3dem / relion

Image-processing software for cryo-electron microscopy
https://relion.readthedocs.io/en/latest/
GNU General Public License v2.0
450 stars 201 forks source link

2D classification job not starting on multi-GPU node #282

Closed chancie closed 5 years ago

chancie commented 7 years ago

I am aware that a similar issues have been reported in the past but without any resolution. Hence, submitting it as a new issue. I am currently struggling to get my 2D classification jobs running. The input has ~ 2 million particles.

I am running my jobs with Relion-2.1-beta-1. The node has 32 CPUs with 4 1080s. The command that I have submitted is as follows:

which relion_refine_mpi --o Class2D/job051/run --i ./Extract/job037/particles.star --dont_combine_weights_via_disc --no_parallel_disc_io --pool 50 --c tf --ctf_intact_first_peak --iter 25 --write_subsets 1 --subset_size 25000 --max_subsets 5 --tau2_fudge 2 --particle_diameter 150 --K 100 --flatten_solvent --zero_mask -- strict_highres_exp 12 --oversampling 1 --psi_step 12 --offset_range 5 --offset_step 2 --norm --scale --j 1 --dont_check_norm --maxsig 50

It is simply stuck for now 5 hours at estimating initial noise spectra step (see blow)

=== RELION MPI setup ===

I have submitted a similar job to a workstation with with 16 CPUs and a 1080, and the job starts immediately with following command

which relion_refine --o Class2D/job052/run --i ./Extract/job037/particles.star --dont_combine_weights_via_disc --no_parallel_disc_io --pool 50 --ctf --ctf_intact_first_pea k --iter 25 --tau2_fudge 2 --particle_diameter 150 --K 100 --flatten_solvent --zero_mask --strict_highres_exp 12 --oversampling 1 --psi_step 12 --offset_range 5 --offset_s tep 2 --norm --scale --j 2 --gpu "" --dont_check_norm --maxsig 20

The gpu-ids not specified, threads will automatically be mapped to devices (incrementally). Thread 0 mapped to device 0 Thread 1 mapped to device 0 Running CPU instructions in double precision.

Any idea what the issue could be? Thank you in advance for helping out.
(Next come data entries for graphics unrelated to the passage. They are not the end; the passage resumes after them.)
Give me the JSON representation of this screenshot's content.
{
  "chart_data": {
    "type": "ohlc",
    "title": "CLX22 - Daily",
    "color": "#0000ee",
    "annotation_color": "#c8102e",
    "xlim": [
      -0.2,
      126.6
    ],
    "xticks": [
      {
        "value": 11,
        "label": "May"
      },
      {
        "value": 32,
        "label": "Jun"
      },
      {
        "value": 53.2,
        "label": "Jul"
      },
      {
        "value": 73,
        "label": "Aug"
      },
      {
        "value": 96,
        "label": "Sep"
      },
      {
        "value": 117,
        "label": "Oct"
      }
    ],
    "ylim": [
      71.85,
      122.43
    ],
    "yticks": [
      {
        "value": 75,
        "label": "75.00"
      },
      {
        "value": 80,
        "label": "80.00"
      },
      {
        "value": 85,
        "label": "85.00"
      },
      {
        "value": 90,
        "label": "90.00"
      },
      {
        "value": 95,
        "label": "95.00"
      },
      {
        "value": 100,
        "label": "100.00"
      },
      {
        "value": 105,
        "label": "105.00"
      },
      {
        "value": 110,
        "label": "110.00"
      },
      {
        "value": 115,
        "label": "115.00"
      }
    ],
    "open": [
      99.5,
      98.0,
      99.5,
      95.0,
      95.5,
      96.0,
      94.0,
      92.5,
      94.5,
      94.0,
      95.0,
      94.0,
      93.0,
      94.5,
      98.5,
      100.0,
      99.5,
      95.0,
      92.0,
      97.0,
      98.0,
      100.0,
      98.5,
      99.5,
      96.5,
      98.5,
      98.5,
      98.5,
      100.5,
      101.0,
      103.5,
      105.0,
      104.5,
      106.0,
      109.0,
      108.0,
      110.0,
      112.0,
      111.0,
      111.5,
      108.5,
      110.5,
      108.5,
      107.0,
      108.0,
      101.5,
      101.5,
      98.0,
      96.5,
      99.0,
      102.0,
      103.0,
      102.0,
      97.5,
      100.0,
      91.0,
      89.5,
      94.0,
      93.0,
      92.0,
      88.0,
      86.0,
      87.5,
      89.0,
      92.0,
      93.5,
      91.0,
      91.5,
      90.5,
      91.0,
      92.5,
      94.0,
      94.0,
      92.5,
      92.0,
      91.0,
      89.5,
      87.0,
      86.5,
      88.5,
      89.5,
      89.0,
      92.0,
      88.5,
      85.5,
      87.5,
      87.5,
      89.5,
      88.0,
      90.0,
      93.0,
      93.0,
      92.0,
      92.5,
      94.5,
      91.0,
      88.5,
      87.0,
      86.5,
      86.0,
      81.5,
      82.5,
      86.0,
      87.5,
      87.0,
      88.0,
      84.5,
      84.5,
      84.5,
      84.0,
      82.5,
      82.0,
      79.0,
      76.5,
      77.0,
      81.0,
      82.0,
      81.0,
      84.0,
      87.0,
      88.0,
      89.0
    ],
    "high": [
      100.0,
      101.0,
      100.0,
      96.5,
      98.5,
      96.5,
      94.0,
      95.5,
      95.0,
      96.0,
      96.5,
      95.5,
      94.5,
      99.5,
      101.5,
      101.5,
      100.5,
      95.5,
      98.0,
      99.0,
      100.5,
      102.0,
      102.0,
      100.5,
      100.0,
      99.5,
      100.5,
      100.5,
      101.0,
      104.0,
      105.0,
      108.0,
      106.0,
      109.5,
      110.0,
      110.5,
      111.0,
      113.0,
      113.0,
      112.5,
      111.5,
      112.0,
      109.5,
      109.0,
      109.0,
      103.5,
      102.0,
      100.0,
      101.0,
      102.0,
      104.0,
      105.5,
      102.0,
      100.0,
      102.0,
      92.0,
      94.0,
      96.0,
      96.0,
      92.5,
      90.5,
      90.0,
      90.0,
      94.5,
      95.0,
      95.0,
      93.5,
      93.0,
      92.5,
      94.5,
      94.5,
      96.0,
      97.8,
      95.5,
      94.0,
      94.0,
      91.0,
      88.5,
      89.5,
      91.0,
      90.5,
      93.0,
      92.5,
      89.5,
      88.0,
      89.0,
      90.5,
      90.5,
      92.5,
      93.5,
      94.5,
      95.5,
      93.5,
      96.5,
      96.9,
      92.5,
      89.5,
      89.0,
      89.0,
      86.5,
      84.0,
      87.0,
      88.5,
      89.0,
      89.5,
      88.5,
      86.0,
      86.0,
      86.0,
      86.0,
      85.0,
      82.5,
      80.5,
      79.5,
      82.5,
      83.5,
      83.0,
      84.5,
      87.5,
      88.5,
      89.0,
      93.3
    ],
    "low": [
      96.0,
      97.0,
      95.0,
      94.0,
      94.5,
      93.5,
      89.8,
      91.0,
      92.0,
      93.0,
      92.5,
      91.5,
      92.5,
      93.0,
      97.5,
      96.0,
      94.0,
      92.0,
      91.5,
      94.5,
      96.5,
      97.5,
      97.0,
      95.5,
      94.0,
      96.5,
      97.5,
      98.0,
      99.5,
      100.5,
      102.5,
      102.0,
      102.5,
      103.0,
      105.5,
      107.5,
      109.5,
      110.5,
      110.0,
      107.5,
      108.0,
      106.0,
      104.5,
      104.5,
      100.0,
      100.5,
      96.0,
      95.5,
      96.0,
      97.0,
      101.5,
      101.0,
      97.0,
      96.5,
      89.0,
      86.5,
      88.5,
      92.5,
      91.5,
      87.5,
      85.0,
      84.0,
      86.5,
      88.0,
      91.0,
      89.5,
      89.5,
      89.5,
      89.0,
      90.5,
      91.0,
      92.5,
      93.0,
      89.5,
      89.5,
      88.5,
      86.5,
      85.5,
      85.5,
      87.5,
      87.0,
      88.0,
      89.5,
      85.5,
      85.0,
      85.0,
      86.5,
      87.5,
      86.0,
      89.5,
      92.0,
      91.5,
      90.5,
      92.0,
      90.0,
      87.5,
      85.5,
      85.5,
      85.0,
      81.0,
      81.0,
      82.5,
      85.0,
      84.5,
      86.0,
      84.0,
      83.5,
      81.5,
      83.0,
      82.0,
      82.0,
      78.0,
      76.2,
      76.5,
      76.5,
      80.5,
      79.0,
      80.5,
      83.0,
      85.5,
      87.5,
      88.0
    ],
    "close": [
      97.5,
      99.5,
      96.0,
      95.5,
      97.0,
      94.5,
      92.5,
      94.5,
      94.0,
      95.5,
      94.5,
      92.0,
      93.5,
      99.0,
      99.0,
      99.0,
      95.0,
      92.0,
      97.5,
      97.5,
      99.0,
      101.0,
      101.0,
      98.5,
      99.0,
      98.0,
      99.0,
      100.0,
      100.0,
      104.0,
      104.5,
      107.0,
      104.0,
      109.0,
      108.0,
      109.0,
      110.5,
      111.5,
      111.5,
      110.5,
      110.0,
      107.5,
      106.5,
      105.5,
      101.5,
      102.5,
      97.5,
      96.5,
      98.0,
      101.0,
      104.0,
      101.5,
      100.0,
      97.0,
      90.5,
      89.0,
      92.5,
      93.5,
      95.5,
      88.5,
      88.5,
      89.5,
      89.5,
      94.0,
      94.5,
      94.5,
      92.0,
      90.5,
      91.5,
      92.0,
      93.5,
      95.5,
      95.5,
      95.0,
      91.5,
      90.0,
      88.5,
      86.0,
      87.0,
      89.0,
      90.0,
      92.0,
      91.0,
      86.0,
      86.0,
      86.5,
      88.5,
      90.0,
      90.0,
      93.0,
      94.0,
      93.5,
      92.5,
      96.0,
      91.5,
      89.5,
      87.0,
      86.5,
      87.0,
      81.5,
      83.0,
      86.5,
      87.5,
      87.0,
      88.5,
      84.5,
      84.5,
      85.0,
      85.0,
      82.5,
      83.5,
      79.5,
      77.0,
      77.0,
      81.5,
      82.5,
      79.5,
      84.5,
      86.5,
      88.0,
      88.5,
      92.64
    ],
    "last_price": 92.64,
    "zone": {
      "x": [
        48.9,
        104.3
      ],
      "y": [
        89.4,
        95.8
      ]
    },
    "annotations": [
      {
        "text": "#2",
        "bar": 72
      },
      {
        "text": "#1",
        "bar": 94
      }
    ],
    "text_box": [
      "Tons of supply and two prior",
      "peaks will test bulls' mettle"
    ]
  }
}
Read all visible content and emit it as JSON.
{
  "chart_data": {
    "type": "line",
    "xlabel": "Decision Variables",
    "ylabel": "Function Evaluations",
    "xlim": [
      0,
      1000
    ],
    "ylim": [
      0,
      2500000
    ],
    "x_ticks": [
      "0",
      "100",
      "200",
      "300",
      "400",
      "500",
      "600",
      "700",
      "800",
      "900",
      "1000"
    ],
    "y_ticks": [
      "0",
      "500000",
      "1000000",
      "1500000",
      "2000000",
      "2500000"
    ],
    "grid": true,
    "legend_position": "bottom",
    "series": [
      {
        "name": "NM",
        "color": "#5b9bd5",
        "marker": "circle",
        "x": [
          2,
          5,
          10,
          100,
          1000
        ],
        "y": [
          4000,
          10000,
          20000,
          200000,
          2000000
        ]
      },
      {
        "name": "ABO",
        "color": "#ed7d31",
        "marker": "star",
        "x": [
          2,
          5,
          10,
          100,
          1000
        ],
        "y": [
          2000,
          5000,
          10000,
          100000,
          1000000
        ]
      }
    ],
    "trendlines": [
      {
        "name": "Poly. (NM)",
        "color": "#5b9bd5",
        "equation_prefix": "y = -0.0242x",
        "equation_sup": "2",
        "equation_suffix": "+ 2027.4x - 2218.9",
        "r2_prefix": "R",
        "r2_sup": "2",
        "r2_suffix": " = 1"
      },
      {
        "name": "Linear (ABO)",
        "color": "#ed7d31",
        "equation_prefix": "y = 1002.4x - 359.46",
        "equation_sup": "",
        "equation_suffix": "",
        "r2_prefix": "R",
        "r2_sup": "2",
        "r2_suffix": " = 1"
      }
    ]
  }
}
bforsbe commented 7 years ago

Using 5 MPIs might cause high use of RAM, that combined with syncing between the MPI-ranks might cause some serious delay at some point. Try using 4 GPUs without MPI. You can just run relion_refine with --j 8, all 4 GPUs will still be used, in your case each one using 2 threads.

biochem-fan commented 5 years ago

No response for a long time. Closing.